24. An antibody to a surface antigen of a fungus belonging to the genus Candida, prepared by a method as claimed in any one of claims 1 to 21.

25. An antibody to a surface antigen of a fungus belonging to the genus Candida and which has been produced by a hybridoma as claimed in claim 22.

26. The antibody to a surface antigen of a strain of Candida albicans, which is secreted by the hybridoma CD-1, CD-4, CD-6 or CD-8 hereinbefore described.

27. The antibody to a surface antigen of a strain of Candida albicans, Candida tropicalis, Candida guilliermondii, Candida krusei, Candida parapsilosis and Candida pseudotropicalis, which is secreted by the hybridoma CD-2, CD-5, CD-7 or CD-9 hereinbefore described.

28. A derivative or restriction product or an antibody as claimed in any one of claims 24 to 27.
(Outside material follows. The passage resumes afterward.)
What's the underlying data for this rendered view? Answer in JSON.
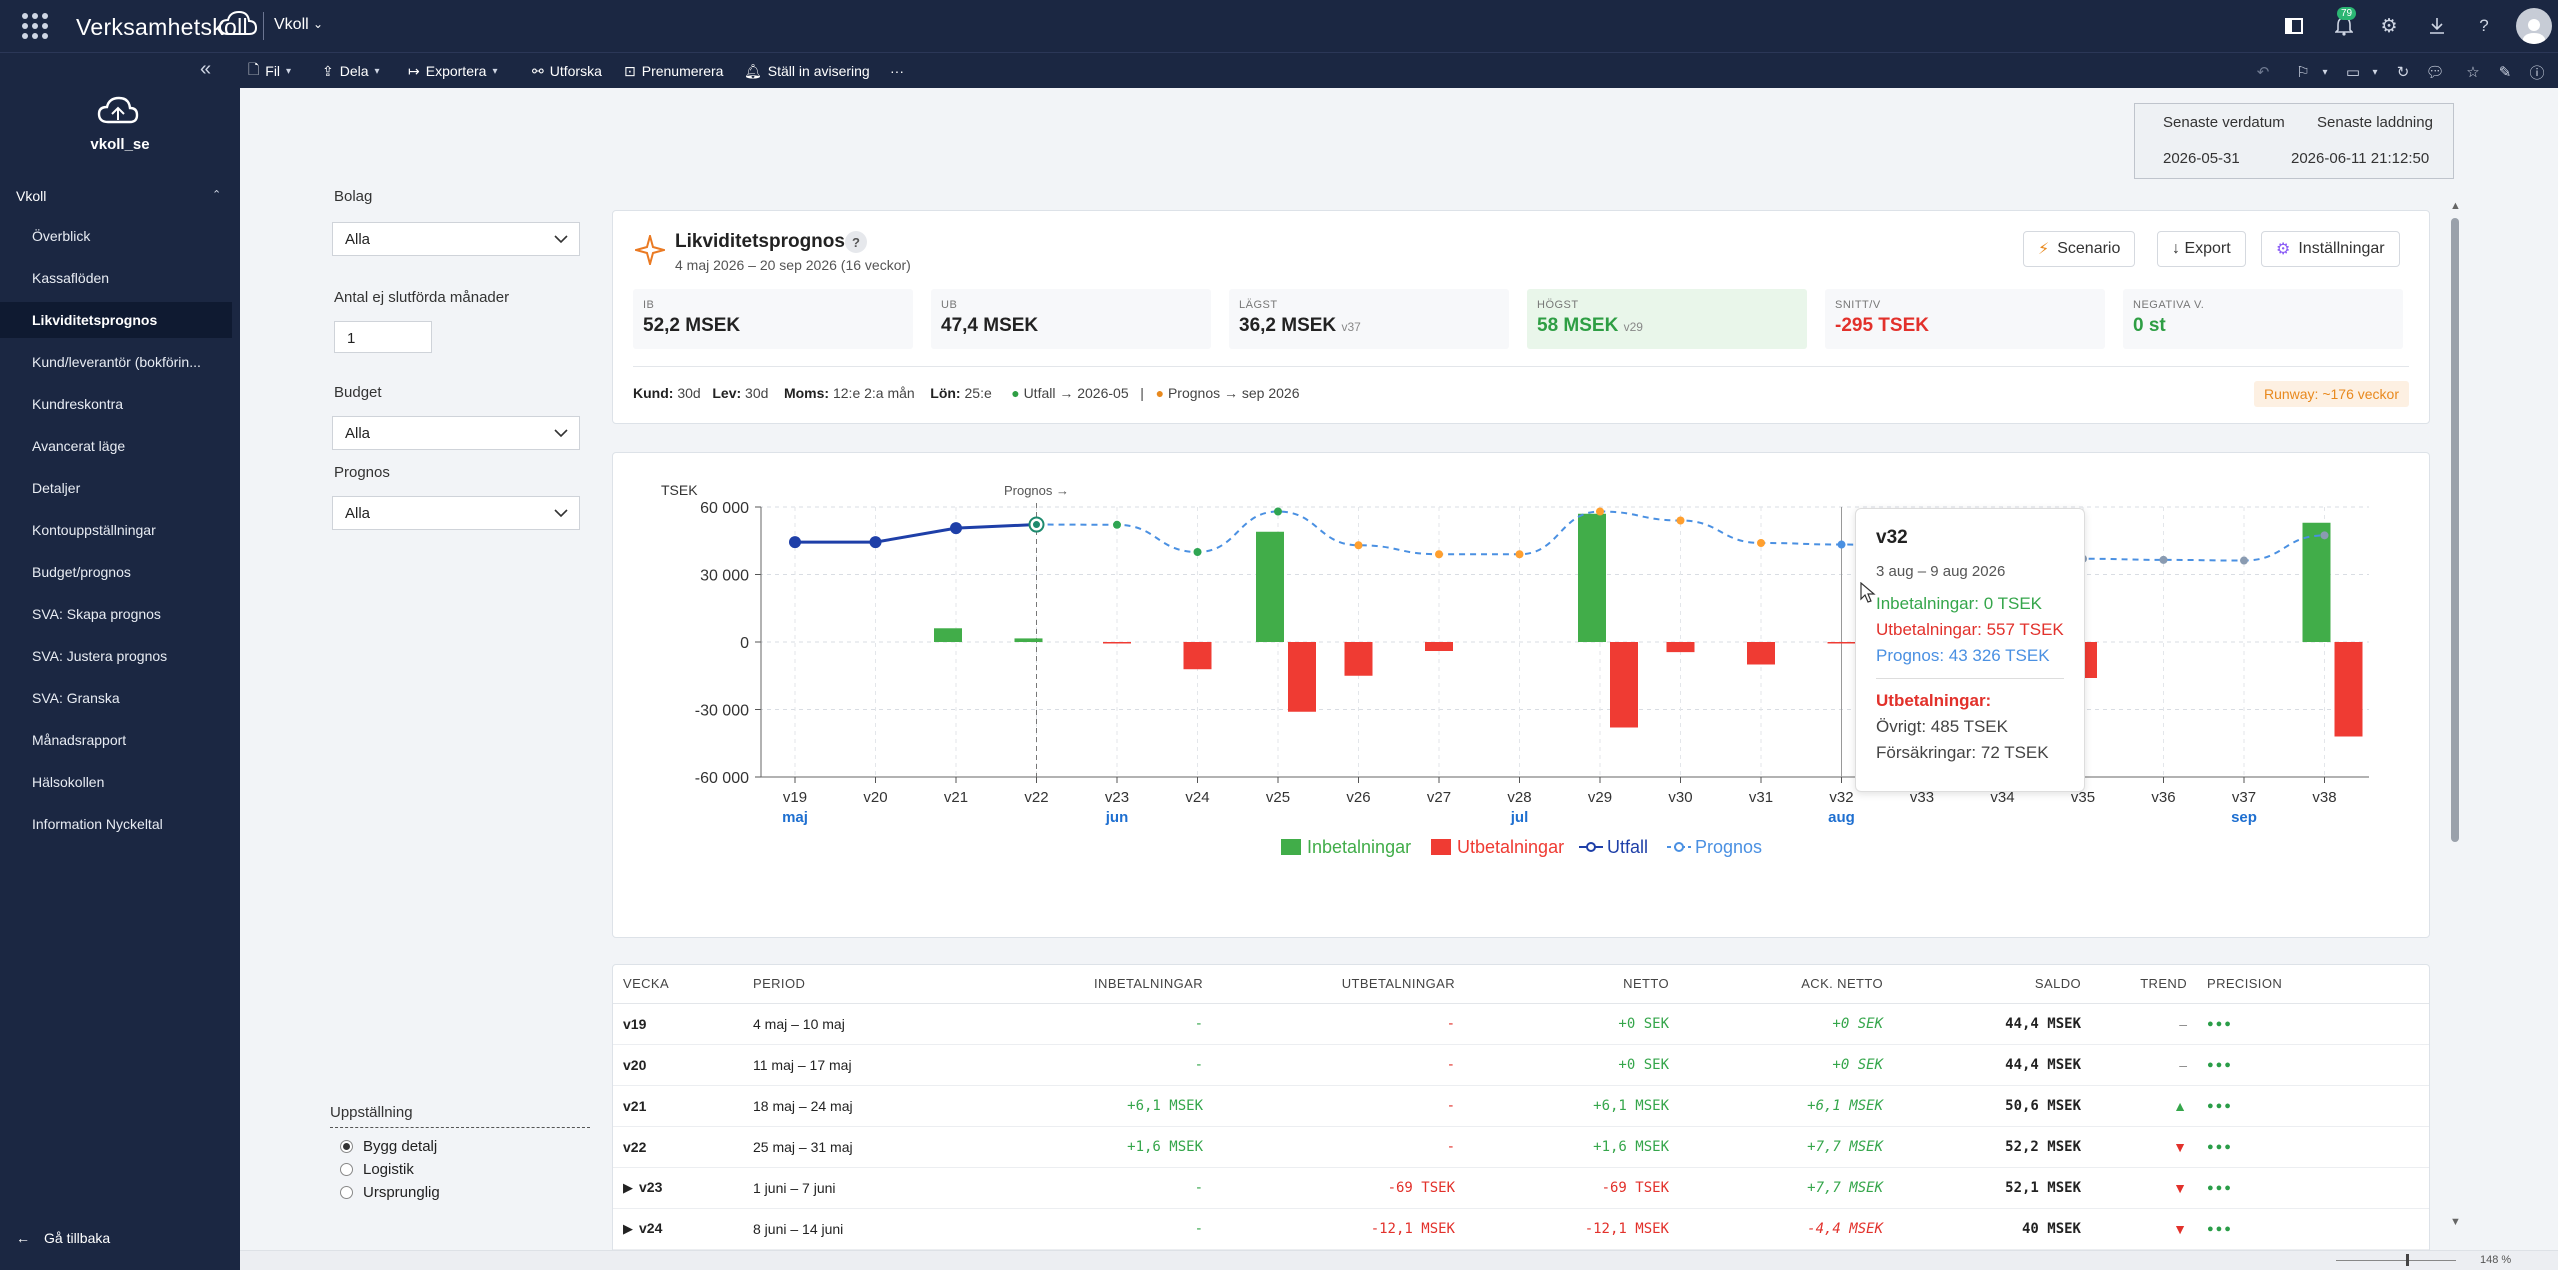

29. A restriction product according to claim 28, which has been obtained by restrictive cleavage of the antibody by a chemical or enzyme treatment.

30. A derivative according to claim 28 comprising the antibody to which is bound a radioactive label, a fluorescent dye, an enzyme, a marker for electron microscopy or a residual group containing a structure to which a further substance is capable of binding.

31. A derivative according to claim 30, in which the radioactive label is 1251.

32. A derivative according to claim 30, in which the fluorescent dye is fluorescein or rhodamine.

33. A derivative according to claim 30, in which the enzyme is a peroxidase, alkaline phosphatase or ssgalactosidase.

34. A derivative according to claim 30, in which biotin is bound to the antibody.

35. A derivative according to claim 30 substantially as hereinbefore described in any one of sections (1) to (7) of Example 7.

36. A reagent suitable for use in the classification and/or identification of a fungus belonging to the genus Candida, which reagent comprises an antibody as claimed in any one of claims 24 to 27 or a derivative or restriction product as claimed in any one of claims 28 to 35, together with a carrier or a diluent therefor.

37. A method of classification and/or identification of a fungus belonging to the genus Candida in which an antibody as claimed in any one of claims 24 to 27 or a derivative or restriction product as claimed in any one of claims 38 to 35 is used.

38. A method according to claim 37, wherein a sample containing the fungus is brought into contact with the antibody, derivative or restriction product and the agglutination reaction, if any, which occurs is utilized to classify or identify the fungus.

39. A method according to claim 37, wheren a sample containing the fungus is brought into contact with the antibody, derivative or restriction product and the antigen-antibody reaction, if any, which occurs other than the agglutination reaction is utilized to classify or identify the fungus.

40. A method according to claim 38 or 39, wherein the sample is derived from human or animal.

41. A method for the identification of a fungus belonging to the genus Candida, said method being substantially as herein before described in any one of Examples 6, 8(2), 8(3), 8(4), 9(1), 9(2) or 10.

42. An antibody as claimed in any one of claims 24 to 27 to which an antifungal agent is bound.

43. An antibody according to claim 42, in which the antifungal agent is amphotericin B or 5-fluorocytosine.

44. An antibody according to claim 42, which is any one of the binding products hereinbefore described in Example 1 3.

45. A pharmaceutical composition, suitable for use in the treatment of candidiasis, which composition comprises as active ingredient an antibody as claimed in any one of claims 24 to 27 or of claims 42 to 44 together with a pharmaceutically acceptable carrier or diluent.